Heparinized saline solution is known as a common solution in maintaining catheter patency and effectiveness (13). However, adverse effects of heparinized saline solution and effect of normal saline in maintaining patency of arterial catheter lead to controversy over the type of flush solutions to maintain catheter effectiveness (10, 15-17). In a recent systematic review, Kordzadeh et al. (15) concluded that heparinized saline solution may be better for long-term use of arterial line. Use of heparin, even in low dose, can be associated with potential complications such as heparin induced thrombocytopenia (13). In addition, use of heparin in flush solution can increase aPTT significantly (5). Therefore, our aim was to determine the effect of heparinized saline and normal saline solution to provide acceptable arterial waveform for short-term maintenance. Our study showed that acceptable arterial waveforms in heparinized saline and normal saline groups in the first, second and third days were not statistically different.

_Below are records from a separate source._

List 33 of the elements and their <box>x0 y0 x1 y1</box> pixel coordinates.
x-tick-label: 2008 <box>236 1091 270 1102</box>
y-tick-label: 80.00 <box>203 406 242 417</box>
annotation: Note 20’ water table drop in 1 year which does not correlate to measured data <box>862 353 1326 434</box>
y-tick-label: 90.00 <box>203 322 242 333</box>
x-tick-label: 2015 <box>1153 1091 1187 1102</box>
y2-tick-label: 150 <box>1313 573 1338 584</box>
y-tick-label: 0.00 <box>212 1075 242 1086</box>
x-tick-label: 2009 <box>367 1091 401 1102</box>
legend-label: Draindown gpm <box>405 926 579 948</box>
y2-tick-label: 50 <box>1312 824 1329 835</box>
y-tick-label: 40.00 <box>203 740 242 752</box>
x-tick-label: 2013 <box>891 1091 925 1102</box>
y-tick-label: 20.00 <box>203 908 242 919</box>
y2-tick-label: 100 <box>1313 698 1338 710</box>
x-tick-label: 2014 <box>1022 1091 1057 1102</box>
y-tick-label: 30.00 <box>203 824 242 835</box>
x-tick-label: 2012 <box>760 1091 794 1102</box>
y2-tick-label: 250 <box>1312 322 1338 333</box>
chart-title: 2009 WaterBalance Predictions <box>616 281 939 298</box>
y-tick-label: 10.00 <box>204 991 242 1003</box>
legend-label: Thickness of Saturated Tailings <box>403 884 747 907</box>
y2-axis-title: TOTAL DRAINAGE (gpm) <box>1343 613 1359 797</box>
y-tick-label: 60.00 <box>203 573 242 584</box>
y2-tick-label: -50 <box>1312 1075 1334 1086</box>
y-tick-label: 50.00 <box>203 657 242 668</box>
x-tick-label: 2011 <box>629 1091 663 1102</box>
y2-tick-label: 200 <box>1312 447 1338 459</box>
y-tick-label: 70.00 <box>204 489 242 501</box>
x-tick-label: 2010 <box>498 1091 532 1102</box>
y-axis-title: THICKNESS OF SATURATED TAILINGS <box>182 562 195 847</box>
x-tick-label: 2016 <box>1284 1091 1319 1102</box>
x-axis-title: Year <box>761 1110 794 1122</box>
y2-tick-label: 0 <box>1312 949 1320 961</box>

Normal saline provided acceptable arterial waveform and regarding heparin complications such as bleeding, thrombosis and thrombocytopenia, we suggest to use normal saline solution as an effective alternative solution for heparinized saline solution. In conclusion, normal saline solution can be used as a safe alternative for heparinized saline solution for short-term after adult cardiac surgery.

5.1. Limitations

One of the limitations in this study was patient population (adult cardiac surgery), so these results could not be generalizable to other patient population. This trial was performed on limited sample size (n = 100) and in a single center base; large scale multicenter studies could be more powerful. As our patients’ stay were limited to 3-4 days in ICU, we assessed the arterial waveform only for three days; for evaluation of efficacy of normal saline on long-term arterial waveform, more research must be performed in ICU with long-term patient stay.

Acknowledgments

We would like to thank all our colleagues in our center cardiac surgery intensive care unit for their support, especially nurses Mr. Najafikhah and Miss Barati, Hashemi and Shojaei.